© EPA

La loi « anti-burqa » est conforme à la Constitution

La Cour constitutionnelle a rejeté jeudi des recours en annulation introduits contre la loi du 1er juin 2011 punissant les personnes qui se présenteraient dans des lieux accessibles au public le visage masqué ou dissimulé de manière telle qu’elles ne soient pas identifiables, plus connue sous le nom de loi « anti-burqa » ou « anti-niqab ».

Plusieurs personnes avaient introduit un recours contre ce texte qui a suscité une vive polémique, ou sont intervenues dans la procédure: deux femmes de confession musulmane, verbalisées en 2009 et 2011 en Région bruxelloise parce qu’elles portaient le niqab, deux citoyens non musulmans qui y voyaient une atteinte inacceptable aux libertés fondamentales, l’association « Justice and Democracy » ou encore la Ligue des droits de l’homme et son pendant flamand.

La Cour légitime la loi qui, dit-elle, poursuit trois objectifs: la sécurité publique, l’égalité entre homme et femme et une certaine conception du vivre ensemble. Elle valide le dispositif en ce qu’il s’appuie sur des considérations de sécurité publique, en rappelant la loi sur la fonction de police qui habilite les fonctionnaires de police à procéder à des contrôles d’identité. Sur les deux autres points, la Cour procède à une analyse en profondeur des fondements d’une société démocratique et porte un jugement sans équivoque sur le port du voile intégral au nom de certains prescrits religieux.

« Dès lors que la dissimulation du visage a pour conséquence de priver le sujet de droit, membre de la société, de toute possibilité d’individualisation par le visage alors que cette individualisation constitue une condition fondamentale liée à son essence même, l’interdiction de porter dans des lieux accessibles au public un tel vêtement, fût-il l’expression d’une conviction religieuse, répond à un besoin social impérieux dans une société démocratique », dit la Cour. Et d’ajouter, invoquant l’égalité des sexes: « le port d’un voile intégral dissimulant le visage prive, en effet, la femme, seule destinataire de ce prescrit, d’un élément fondamental de son individualité, indispensable à la vie en société et à l’établissement des liens sociaux ».

La Cour émet toutefois une réserve à propos des lieux de cultes. A ses yeux, il serait déraisonnable de les inclure dans les lieux accessibles au public visés par la l’interdiction sous peine de porter atteinte de manière disproportionnée à la liberté religieuse. L’arrêt se limite aux dispositions constitutionnelles belges. La Cour se déclare incompétente pour juger des violations des dispositions tirées exclusivement de traités internationaux, comme la Convention européenne des droits de l’homme ou le Pacte international relatif aux droits civils et politiques. Des recours sont donc envisageables devant d’autres instances, en particulier la Cour de Strasbourg.
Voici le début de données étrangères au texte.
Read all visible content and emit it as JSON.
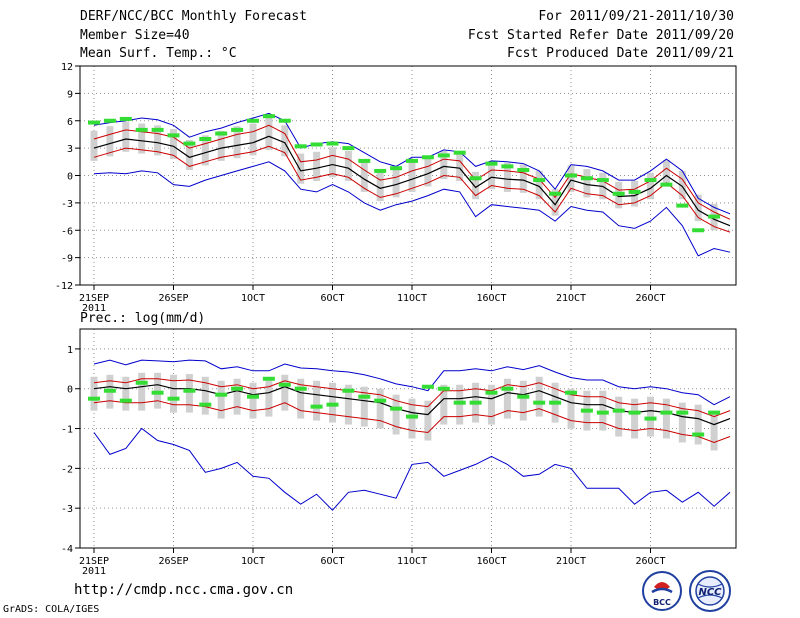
{
  "header": {
    "title": "DERF/NCC/BCC Monthly Forecast",
    "member_size": "Member Size=40",
    "variable": "Mean Surf. Temp.: °C",
    "forecast_period": "For 2011/09/21-2011/10/30",
    "started_date": "Fcst Started Refer Date 2011/09/20",
    "produced_date": "Fcst Produced Date 2011/09/21"
  },
  "footer": {
    "url": "http://cmdp.ncc.cma.gov.cn",
    "credit": "GrADS: COLA/IGES",
    "logo_bcc_text": "BCC",
    "logo_ncc_text": "NCC"
  },
  "colors": {
    "mean": "#000000",
    "spread": "#cc0000",
    "extreme": "#0000cc",
    "box": "#d0d0d0",
    "marker": "#33dd33",
    "grid": "#909090"
  },
  "chart_data": [
    {
      "type": "line",
      "name": "temperature",
      "title": "",
      "ylabel": "Mean Surf. Temp.: °C",
      "ylim": [
        -12,
        12
      ],
      "yticks": [
        12,
        9,
        6,
        3,
        0,
        -3,
        -6,
        -9,
        -12
      ],
      "xticks": [
        {
          "day": 0,
          "label": "21SEP",
          "sub": "2011"
        },
        {
          "day": 5,
          "label": "26SEP"
        },
        {
          "day": 10,
          "label": "1OCT"
        },
        {
          "day": 15,
          "label": "6OCT"
        },
        {
          "day": 20,
          "label": "11OCT"
        },
        {
          "day": 25,
          "label": "16OCT"
        },
        {
          "day": 30,
          "label": "21OCT"
        },
        {
          "day": 35,
          "label": "26OCT"
        }
      ],
      "days": 40,
      "series": [
        {
          "name": "ensemble max",
          "role": "extreme",
          "values": [
            5.5,
            5.8,
            6.0,
            6.3,
            6.1,
            5.5,
            4.2,
            4.8,
            5.2,
            5.8,
            6.3,
            6.8,
            6.0,
            3.0,
            3.5,
            3.7,
            3.5,
            2.5,
            1.5,
            1.0,
            2.0,
            2.0,
            2.8,
            2.6,
            1.0,
            1.6,
            1.5,
            1.3,
            0.5,
            -1.5,
            1.2,
            1.0,
            0.5,
            -0.5,
            -0.5,
            0.5,
            1.8,
            0.5,
            -2.5,
            -3.5,
            -4.2
          ]
        },
        {
          "name": "ensemble mean + spread",
          "role": "spread",
          "values": [
            4.0,
            4.5,
            5.0,
            4.8,
            4.6,
            4.2,
            3.0,
            3.5,
            4.0,
            4.5,
            4.8,
            5.5,
            4.6,
            1.5,
            1.7,
            2.2,
            1.8,
            0.6,
            -0.5,
            -0.2,
            0.5,
            1.0,
            1.8,
            1.6,
            -0.5,
            0.6,
            0.5,
            0.3,
            -0.4,
            -2.4,
            0.2,
            -0.2,
            -0.6,
            -1.6,
            -1.5,
            -0.6,
            0.8,
            -0.4,
            -3.0,
            -4.0,
            -4.8
          ]
        },
        {
          "name": "ensemble mean",
          "role": "mean",
          "values": [
            3.0,
            3.5,
            4.0,
            3.8,
            3.6,
            3.2,
            2.0,
            2.5,
            3.0,
            3.3,
            3.6,
            4.3,
            3.6,
            0.5,
            0.8,
            1.2,
            0.8,
            -0.4,
            -1.4,
            -1.0,
            -0.4,
            0.2,
            1.0,
            0.8,
            -1.3,
            -0.2,
            -0.4,
            -0.5,
            -1.2,
            -3.2,
            -0.5,
            -1.0,
            -1.2,
            -2.3,
            -2.2,
            -1.4,
            0.0,
            -1.2,
            -3.8,
            -4.8,
            -5.5
          ]
        },
        {
          "name": "ensemble mean - spread",
          "role": "spread",
          "values": [
            2.0,
            2.5,
            3.0,
            2.8,
            2.6,
            2.2,
            1.0,
            1.5,
            2.0,
            2.3,
            2.6,
            3.2,
            2.5,
            -0.5,
            -0.2,
            0.2,
            -0.2,
            -1.4,
            -2.4,
            -2.0,
            -1.4,
            -0.8,
            0.0,
            -0.2,
            -2.2,
            -1.1,
            -1.4,
            -1.5,
            -2.2,
            -4.0,
            -1.4,
            -2.0,
            -2.2,
            -3.2,
            -3.0,
            -2.2,
            -0.8,
            -2.2,
            -4.6,
            -5.6,
            -6.2
          ]
        },
        {
          "name": "ensemble min",
          "role": "extreme",
          "values": [
            0.2,
            0.3,
            0.2,
            0.5,
            0.3,
            -1.0,
            -1.2,
            -0.5,
            0.0,
            0.5,
            1.0,
            1.5,
            0.5,
            -1.5,
            -1.8,
            -1.0,
            -1.8,
            -3.0,
            -3.8,
            -3.2,
            -2.8,
            -2.2,
            -1.5,
            -1.8,
            -4.5,
            -3.2,
            -3.4,
            -3.6,
            -3.8,
            -5.0,
            -3.4,
            -3.8,
            -4.0,
            -5.5,
            -5.8,
            -5.0,
            -3.5,
            -5.5,
            -8.8,
            -8.0,
            -8.4
          ]
        },
        {
          "name": "observed",
          "role": "marker",
          "values": [
            5.8,
            6.0,
            6.2,
            5.0,
            5.0,
            4.4,
            3.5,
            4.0,
            4.6,
            5.0,
            6.0,
            6.5,
            6.0,
            3.2,
            3.4,
            3.5,
            3.0,
            1.6,
            0.5,
            0.8,
            1.6,
            2.0,
            2.2,
            2.5,
            -0.3,
            1.3,
            1.0,
            0.6,
            -0.5,
            -2.0,
            0.0,
            -0.3,
            -0.5,
            -2.0,
            -1.8,
            -0.5,
            -1.0,
            -3.3,
            -6.0,
            -4.5,
            -5.0
          ]
        }
      ]
    },
    {
      "type": "line",
      "name": "precipitation",
      "title": "",
      "ylabel": "Prec.: log(mm/d)",
      "ylim": [
        -4,
        1.5
      ],
      "yticks": [
        1,
        0,
        -1,
        -2,
        -3,
        -4
      ],
      "xticks": [
        {
          "day": 0,
          "label": "21SEP",
          "sub": "2011"
        },
        {
          "day": 5,
          "label": "26SEP"
        },
        {
          "day": 10,
          "label": "1OCT"
        },
        {
          "day": 15,
          "label": "6OCT"
        },
        {
          "day": 20,
          "label": "11OCT"
        },
        {
          "day": 25,
          "label": "16OCT"
        },
        {
          "day": 30,
          "label": "21OCT"
        },
        {
          "day": 35,
          "label": "26OCT"
        }
      ],
      "days": 40,
      "series": [
        {
          "name": "ensemble max",
          "role": "extreme",
          "values": [
            0.62,
            0.72,
            0.6,
            0.72,
            0.7,
            0.68,
            0.72,
            0.7,
            0.5,
            0.55,
            0.45,
            0.45,
            0.62,
            0.52,
            0.5,
            0.45,
            0.42,
            0.35,
            0.25,
            0.12,
            0.05,
            -0.05,
            0.45,
            0.45,
            0.5,
            0.45,
            0.55,
            0.48,
            0.58,
            0.42,
            0.28,
            0.22,
            0.22,
            0.05,
            0.0,
            0.05,
            0.0,
            -0.1,
            -0.15,
            -0.4,
            -0.2
          ]
        },
        {
          "name": "ensemble mean + spread",
          "role": "spread",
          "values": [
            0.15,
            0.2,
            0.15,
            0.25,
            0.25,
            0.2,
            0.22,
            0.15,
            0.05,
            0.1,
            0.0,
            0.05,
            0.2,
            0.1,
            0.05,
            0.0,
            -0.05,
            -0.1,
            -0.15,
            -0.3,
            -0.4,
            -0.45,
            -0.05,
            -0.05,
            0.0,
            -0.05,
            0.1,
            0.05,
            0.15,
            0.0,
            -0.15,
            -0.2,
            -0.2,
            -0.35,
            -0.4,
            -0.35,
            -0.4,
            -0.5,
            -0.55,
            -0.7,
            -0.55
          ]
        },
        {
          "name": "ensemble mean",
          "role": "mean",
          "values": [
            0.0,
            0.05,
            0.0,
            0.05,
            0.1,
            0.0,
            0.0,
            -0.05,
            -0.15,
            -0.05,
            -0.15,
            -0.1,
            0.05,
            -0.1,
            -0.15,
            -0.2,
            -0.25,
            -0.3,
            -0.35,
            -0.5,
            -0.6,
            -0.65,
            -0.25,
            -0.25,
            -0.2,
            -0.25,
            -0.1,
            -0.15,
            -0.05,
            -0.2,
            -0.35,
            -0.4,
            -0.4,
            -0.55,
            -0.6,
            -0.55,
            -0.6,
            -0.7,
            -0.75,
            -0.9,
            -0.75
          ]
        },
        {
          "name": "ensemble mean - spread",
          "role": "spread",
          "values": [
            -0.35,
            -0.3,
            -0.35,
            -0.35,
            -0.3,
            -0.4,
            -0.4,
            -0.45,
            -0.55,
            -0.45,
            -0.55,
            -0.5,
            -0.35,
            -0.55,
            -0.6,
            -0.65,
            -0.7,
            -0.75,
            -0.8,
            -0.95,
            -1.05,
            -1.1,
            -0.7,
            -0.7,
            -0.65,
            -0.7,
            -0.55,
            -0.6,
            -0.5,
            -0.65,
            -0.8,
            -0.85,
            -0.85,
            -1.0,
            -1.05,
            -1.0,
            -1.05,
            -1.15,
            -1.2,
            -1.35,
            -1.2
          ]
        },
        {
          "name": "ensemble min",
          "role": "extreme",
          "values": [
            -1.1,
            -1.65,
            -1.5,
            -1.0,
            -1.3,
            -1.4,
            -1.55,
            -2.1,
            -2.0,
            -1.85,
            -2.2,
            -2.25,
            -2.6,
            -2.9,
            -2.65,
            -3.05,
            -2.6,
            -2.55,
            -2.65,
            -2.75,
            -1.9,
            -1.85,
            -2.2,
            -2.05,
            -1.9,
            -1.7,
            -1.9,
            -2.2,
            -2.15,
            -1.9,
            -2.0,
            -2.5,
            -2.5,
            -2.5,
            -2.9,
            -2.6,
            -2.55,
            -2.85,
            -2.6,
            -2.95,
            -2.6
          ]
        },
        {
          "name": "observed",
          "role": "marker",
          "values": [
            -0.25,
            -0.05,
            -0.3,
            0.15,
            -0.1,
            -0.25,
            -0.05,
            -0.4,
            -0.15,
            0.0,
            -0.2,
            0.25,
            0.1,
            0.0,
            -0.45,
            -0.4,
            -0.05,
            -0.2,
            -0.3,
            -0.5,
            -0.7,
            0.05,
            0.0,
            -0.35,
            -0.35,
            -0.1,
            0.0,
            -0.2,
            -0.35,
            -0.35,
            -0.1,
            -0.55,
            -0.6,
            -0.55,
            -0.6,
            -0.75,
            -0.6,
            -0.6,
            -1.15,
            -0.6,
            -0.55
          ]
        }
      ]
    }
  ]
}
Justice and Democracy étudie un recours à Strasbourg

L’association « Justice and Democracy » a annoncé jeudi qu’elle étudiait un recours devant la Cour européenne des droits de l’homme à Strasbourg pour attaquer la loi du 1er juin 2011 qui interdit le voile intégral dans les lieux accessibles au public. La Cour a toutefois refusé de se prononcer sur la violation alléguée de dispositions de la Convention européenne des droits de l’homme. « Cela oblige par conséquent les requérants à poursuivre leur contestation à l’échelon supérieur. Nous prenons acte ce cette décision et nous examinons d’ores et déjà les suites possibles dans ce dossier.

En particulier, une saisie de la Cour européenne des droits de l’Homme, sur la base des articles 34 et 37 de la Convention, est à l’étude », a souligné l’association dans un communiqué.

Le père de la loi, Daniel Bacquelaine, se réjouit de l’arrêt
De son côté, le chef de groupe MR à la Chambre, Daniel Bacquelaine, s’est réjoui jeudi de l’arrêt rendu par la Cour constitutionnelle qui rejette les recours contre la loi « anti-burqa ». M. Bacquelaine est à l’initiative de la loi punissant les personnes qui se présenteraient dans des lieux accessibles au public le visage masqué ou dissimulé de manière telle qu’elles ne soient pas identifiables

« Le droit à la différence ne peut conduire à la différence des droits. C’est par le visage que se manifeste notre humanité. Dans une société fondée sur la rencontre entre tous, l’on ne peut renoncer au principe du ‘Reconnaître pour connaître’. Personne ne peut s’arroger le droit de voir l’autre sans être vu lui-même. Le principe de la reconnaissance mutuelle fonde le droit et les relations interpersonnelles qu’il régit. A défaut, le droit et la société elle-même sont menacés. C’est pourquoi il est, indispensable d’interdire la burqa et le niqab ou tout autre vêtement de ce type dans l’espace public », a indiqué M. Bacquelaine dans un communiqué.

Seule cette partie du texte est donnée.